Mitigating the Impact of Outlier Channels for Language Model Quantization with Activation Regularization

TL;DR

This paper addresses the challenge of 4-bit activation quantization in large language models by studying outlier channels that emerge early in pretraining, especially in residual-stream paths. It proposes a simple activation-regularization strategy: use quantization-aware training with learned input clipping values and add kurtosis regularization on layer outputs to suppress heavy-tailed distributions, mitigating the migration of quantization difficulty to weights. The combined approach enables a $W4A4$ model that approaches the standard $W16A16$ perplexity on moderate-scale LLMs trained on 20B tokens, with weight PTQ remaining feasible via RTN or GPTQ, and shows the importance of early interventions over post-hoc methods. This work demonstrates that activation regularization can substantially improve 4-bit LLM quantization, offering practical gains in memory efficiency and inference speed on hardware with native low-bitwidth support.

Abstract

We consider the problem of accurate quantization for language models, where both the weights and activations are uniformly quantized to 4 bits per parameter, the lowest bitwidth format natively supported by GPU hardware. In this context, the key challenge is activation quantization: it is known that language models contain outlier channels whose values on average are orders of magnitude higher than than other channels, which prevents accurate low-bitwidth quantization with known techniques. We systematically study this phenomena and find that these outlier channels emerge early in training, and that they occur more frequently in layers with residual streams.
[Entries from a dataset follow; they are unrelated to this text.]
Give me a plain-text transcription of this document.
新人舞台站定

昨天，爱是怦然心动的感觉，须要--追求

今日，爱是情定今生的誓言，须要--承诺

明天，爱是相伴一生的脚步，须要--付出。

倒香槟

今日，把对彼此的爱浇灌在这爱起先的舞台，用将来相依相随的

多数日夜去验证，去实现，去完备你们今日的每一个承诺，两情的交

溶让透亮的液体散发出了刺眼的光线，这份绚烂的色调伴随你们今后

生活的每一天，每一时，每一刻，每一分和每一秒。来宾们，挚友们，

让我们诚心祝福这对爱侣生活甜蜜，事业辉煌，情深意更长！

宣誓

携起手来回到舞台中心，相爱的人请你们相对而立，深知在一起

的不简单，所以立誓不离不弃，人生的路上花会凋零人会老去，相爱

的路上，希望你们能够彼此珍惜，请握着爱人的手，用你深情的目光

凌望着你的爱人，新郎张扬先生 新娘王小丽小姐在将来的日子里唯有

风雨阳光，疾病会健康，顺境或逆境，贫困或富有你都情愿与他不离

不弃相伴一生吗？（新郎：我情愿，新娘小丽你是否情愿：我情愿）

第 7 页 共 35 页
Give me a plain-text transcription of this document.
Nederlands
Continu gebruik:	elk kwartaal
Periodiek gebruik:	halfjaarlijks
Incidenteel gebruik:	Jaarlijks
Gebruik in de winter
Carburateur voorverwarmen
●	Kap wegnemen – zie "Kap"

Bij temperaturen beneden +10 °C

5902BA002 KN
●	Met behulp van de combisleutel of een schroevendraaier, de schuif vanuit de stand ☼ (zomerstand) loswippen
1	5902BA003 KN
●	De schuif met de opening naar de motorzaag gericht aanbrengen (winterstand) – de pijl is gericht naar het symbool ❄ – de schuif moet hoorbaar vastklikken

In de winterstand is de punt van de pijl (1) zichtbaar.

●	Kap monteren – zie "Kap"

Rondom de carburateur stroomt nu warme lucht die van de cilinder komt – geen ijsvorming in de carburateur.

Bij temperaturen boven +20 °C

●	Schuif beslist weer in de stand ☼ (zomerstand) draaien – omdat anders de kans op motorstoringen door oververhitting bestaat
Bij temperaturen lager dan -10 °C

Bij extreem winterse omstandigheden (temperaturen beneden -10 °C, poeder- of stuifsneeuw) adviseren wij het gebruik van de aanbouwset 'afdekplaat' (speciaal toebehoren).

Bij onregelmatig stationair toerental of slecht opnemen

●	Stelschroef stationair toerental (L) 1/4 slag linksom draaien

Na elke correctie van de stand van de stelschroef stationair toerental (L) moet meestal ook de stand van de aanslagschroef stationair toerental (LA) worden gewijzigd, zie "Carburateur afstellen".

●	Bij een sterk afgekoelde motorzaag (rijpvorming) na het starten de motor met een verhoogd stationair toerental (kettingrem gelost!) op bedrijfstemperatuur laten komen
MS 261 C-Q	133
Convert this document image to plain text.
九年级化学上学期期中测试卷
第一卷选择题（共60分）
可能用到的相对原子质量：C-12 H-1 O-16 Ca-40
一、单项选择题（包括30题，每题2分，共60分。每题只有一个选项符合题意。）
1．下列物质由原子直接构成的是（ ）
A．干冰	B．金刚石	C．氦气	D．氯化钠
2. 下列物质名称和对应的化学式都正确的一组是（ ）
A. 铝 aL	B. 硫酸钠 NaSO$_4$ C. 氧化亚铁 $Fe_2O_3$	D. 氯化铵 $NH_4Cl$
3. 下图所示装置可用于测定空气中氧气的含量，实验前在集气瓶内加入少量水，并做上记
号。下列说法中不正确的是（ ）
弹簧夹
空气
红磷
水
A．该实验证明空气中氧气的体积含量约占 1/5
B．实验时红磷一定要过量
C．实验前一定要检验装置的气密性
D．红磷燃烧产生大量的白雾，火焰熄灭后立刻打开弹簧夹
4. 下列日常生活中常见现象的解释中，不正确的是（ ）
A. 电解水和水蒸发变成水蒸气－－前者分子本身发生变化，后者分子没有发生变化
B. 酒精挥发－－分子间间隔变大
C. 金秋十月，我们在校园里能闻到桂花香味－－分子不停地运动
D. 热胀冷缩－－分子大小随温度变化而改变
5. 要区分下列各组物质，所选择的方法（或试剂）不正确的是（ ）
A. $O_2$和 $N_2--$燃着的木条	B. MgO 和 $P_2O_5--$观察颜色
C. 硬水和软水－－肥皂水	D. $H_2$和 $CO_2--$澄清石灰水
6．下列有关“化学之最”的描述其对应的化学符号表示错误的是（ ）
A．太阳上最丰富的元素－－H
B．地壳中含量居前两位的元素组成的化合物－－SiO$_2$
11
We then propose a simple strategy which regularizes a layer's inputs via quantization-aware training (QAT) and its outputs via activation kurtosis regularization. We show that regularizing both the inputs and outputs is crucial for preventing a model's "migrating" the difficulty in input quantization to the weights, which makes post-training quantization (PTQ) of weights more difficult. When combined with weight PTQ, we show that our approach can obtain a W4A4 model that performs competitively to the standard-precision W16A16 baseline.

Figures (6)

• Figure 1: (Top) Average of the absolute activation values of a KV projection layer for a 1B language model trained with (a) standard training, (b) QAT with learned clipping values in the input layer, and (c) QAT on the inputs and kurtosis regularization on the layer's outputs. For the QAT runs, we show the learned clip value as a green 2d manifold. (Bottom) Parameter values of individual weights in the KV projection of the same layer corresponding to each model after training. QAT-only training results in the model's weights' becoming harder to quantize, whereas kurtosis regularization mitigates this.
• Figure 2: Frequency of outlier channels over the course of training. (Left) Proportion of outlier channels by layer depth. Layer 1 has highest occurrence of outlier channels. (Middle) In layer 1 inputs to the attention projection layer have the most outlier channels. (Right) This is generally not the case for the other layers, where the input to the QKV project layer has the most outlier channels.
• Figure 3: Trajectory of a channel's activations across 50B tokens of training. We show each channel's absolute activation value averaged across 500K tokens.
• Figure 4: The distribution of activations over of a non-outlier channel (left) and two outlier channels (middle, right) over training.
• Figure 5: Activation development in two open-source models: Pythia 6.9b biderman2023pythia and OLMo 7B groeneveld2024olmo. We show activations for a layer that reads from the residual stream (QKV Input) and one that does not (MLP Proj Input). Note that the OLMo data includes a step-0 checkpoint (i.e., at initialization).